The Finance Ministry today ratified the interest rate of 9.5 per cent for 2002-03 and 2003-04 for some 4 crore subscribers of the Employees’ Provident Fund.
Finance Minister P Chidambaram told reporters that his Ministry was awaiting the recommendation of the central board of trustees of EPFO on ratifying the interest rate for 2004-05.
For 2002-03, the EPF board declared 9.5 per cent. For 2003-04, it was 9 per cent along with a 0.5 per cent bonus since it was a golden jubilee year. These rates were ratified only today.
Chidambaram said that the decision may involve a net outgo of about Rs 66 crore. While the fund earned a surplus of Rs 204.92 crore during 2002-03, there was a shortfall of Rs 271 crore in the following fiscal.
Ahead of Assembly elections in Bihar, Jharkhand and Haryana, Chidambaram, after meeting Prime Minister Manmohan Singh, had announced that the Government would offer 9.5 per cent interest in 2004-05 as well.
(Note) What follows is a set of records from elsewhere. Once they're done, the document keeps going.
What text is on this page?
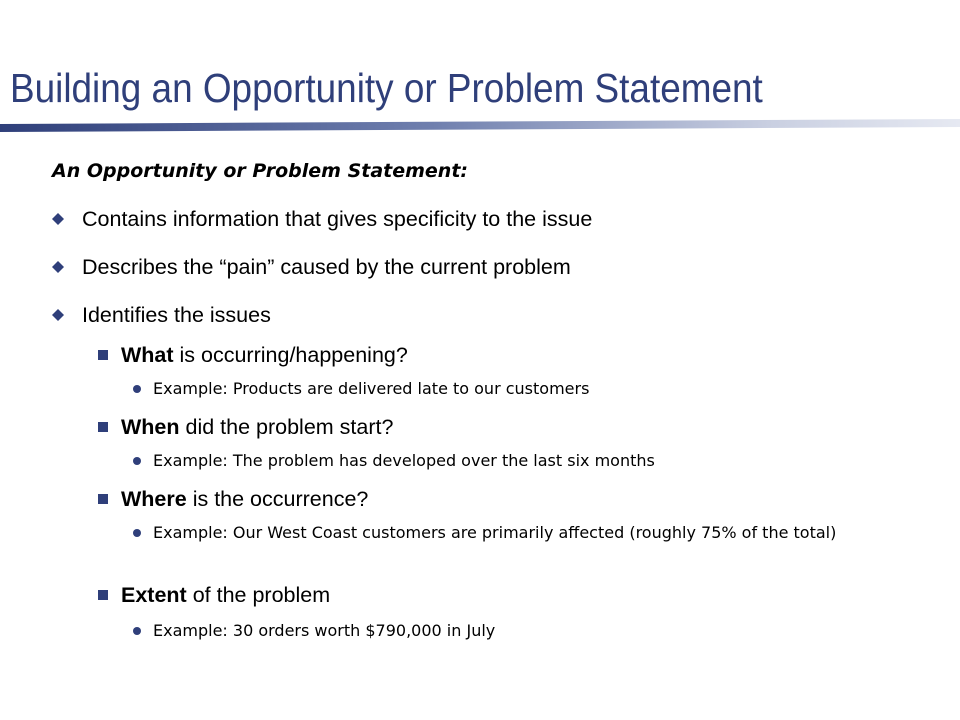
Building an Opportunity or Problem Statement
An Opportunity or Problem Statement:
Contains information that gives specificity to the issue
Describes the “pain” caused by the current problem
Identifies the issues
What is occurring/happening?
Example: Products are delivered late to our customers
When did the problem start?
Example: The problem has developed over the last six months
Where is the occurrence?
Example: Our West Coast customers are primarily affected (roughly 75% of the total)
Extent of the problem
Example: 30 orders worth $790,000 in July
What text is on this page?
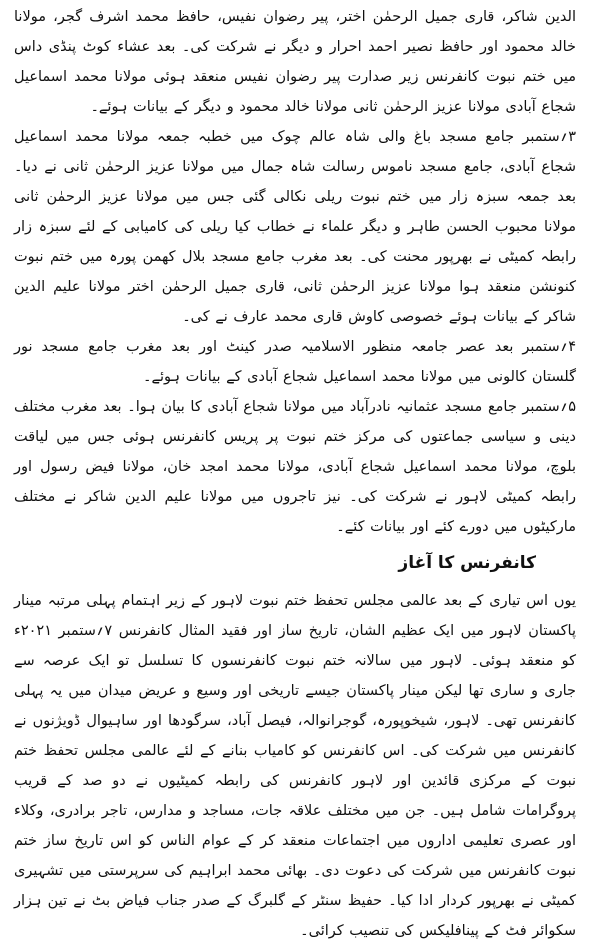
الدین شاکر، قاری جمیل الرحمٰن اختر، پیر رضوان نفیس، حافظ محمد اشرف گجر، مولانا خالد محمود اور حافظ نصیر احمد احرار و دیگر نے شرکت کی۔ بعد عشاء کوٹ پنڈی داس میں ختم نبوت کانفرنس زیر صدارت پیر رضوان نفیس منعقد ہوئی مولانا محمد اسماعیل شجاع آبادی مولانا عزیز الرحمٰن ثانی مولانا خالد محمود و دیگر کے بیانات ہوئے۔

۳؍ستمبر جامع مسجد باغ والی شاہ عالم چوک میں خطبہ جمعہ مولانا محمد اسماعیل شجاع آبادی، جامع مسجد ناموس رسالت شاہ جمال میں مولانا عزیز الرحمٰن ثانی نے دیا۔ بعد جمعہ سبزہ زار میں ختم نبوت ریلی نکالی گئی جس میں مولانا عزیز الرحمٰن ثانی مولانا محبوب الحسن طاہر و دیگر علماء نے خطاب کیا ریلی کی کامیابی کے لئے سبزہ زار رابطہ کمیٹی نے بھرپور محنت کی۔ بعد مغرب جامع مسجد بلال کھمن پورہ میں ختم نبوت کنونشن منعقد ہوا مولانا عزیز الرحمٰن ثانی، قاری جمیل الرحمٰن اختر مولانا علیم الدین شاکر کے بیانات ہوئے خصوصی کاوش قاری محمد عارف نے کی۔

۴؍ستمبر بعد عصر جامعہ منظور الاسلامیہ صدر کینٹ اور بعد مغرب جامع مسجد نور گلستان کالونی میں مولانا محمد اسماعیل شجاع آبادی کے بیانات ہوئے۔

۵؍ستمبر جامع مسجد عثمانیہ نادرآباد میں مولانا شجاع آبادی کا بیان ہوا۔ بعد مغرب مختلف دینی و سیاسی جماعتوں کی مرکز ختم نبوت پر پریس کانفرنس ہوئی جس میں لیاقت بلوچ، مولانا محمد اسماعیل شجاع آبادی، مولانا محمد امجد خان، مولانا فیض رسول اور رابطہ کمیٹی لاہور نے شرکت کی۔ نیز تاجروں میں مولانا علیم الدین شاکر نے مختلف مارکیٹوں میں دورے کئے اور بیانات کئے۔

کانفرنس کا آغاز

یوں اس تیاری کے بعد عالمی مجلس تحفظ ختم نبوت لاہور کے زیر اہتمام پہلی مرتبہ مینار پاکستان لاہور میں ایک عظیم الشان، تاریخ ساز اور فقید المثال کانفرنس ۷؍ستمبر ۲۰۲۱ء کو منعقد ہوئی۔ لاہور میں سالانہ ختم نبوت کانفرنسوں کا تسلسل تو ایک عرصہ سے جاری و ساری تھا لیکن مینار پاکستان جیسے تاریخی اور وسیع و عریض میدان میں یہ پہلی کانفرنس تھی۔ لاہور، شیخوپورہ، گوجرانوالہ، فیصل آباد، سرگودھا اور ساہیوال ڈویژنوں نے کانفرنس میں شرکت کی۔ اس کانفرنس کو کامیاب بنانے کے لئے عالمی مجلس تحفظ ختم نبوت کے مرکزی قائدین اور لاہور کانفرنس کی رابطہ کمیٹیوں نے دو صد کے قریب پروگرامات شامل ہیں۔ جن میں مختلف علاقہ جات، مساجد و مدارس، تاجر برادری، وکلاء اور عصری تعلیمی اداروں میں اجتماعات منعقد کر کے عوام الناس کو اس تاریخ ساز ختم نبوت کانفرنس میں شرکت کی دعوت دی۔ بھائی محمد ابراہیم کی سرپرستی میں تشہیری کمیٹی نے بھرپور کردار ادا کیا۔ حفیظ سنٹر کے گلبرگ کے صدر جناب فیاض بٹ نے تین ہزار سکوائر فٹ کے پینافلیکس کی تنصیب کرائی۔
The central board of trustees of EPFO, headed by Labour Minister K Chandrasekhar Rao, had estimated a Rs 927 crore gap between what it earns on investments and the higher 9.5 per cent interest to be paid to subscribers during 2004-05.
The EPFO board is expected to meet in May to formulate its recommendations and discuss ways of bridging the deficit and arrive at the interest rate for 2005-06.
Chidambaram also announced his Ministry’s decision to cut red tape and introduce E-governance by reducing paperwork drastically from May 1.
He said the total number of periodic reports that had to be made by assessees to indirect tax authorities had been drastically reduced from 133 to a mere seven.
This follows the recommendation of a working group that went into the streamlining of management information system reports and returns, many of which were found to be ‘‘redundant and repetitive’’.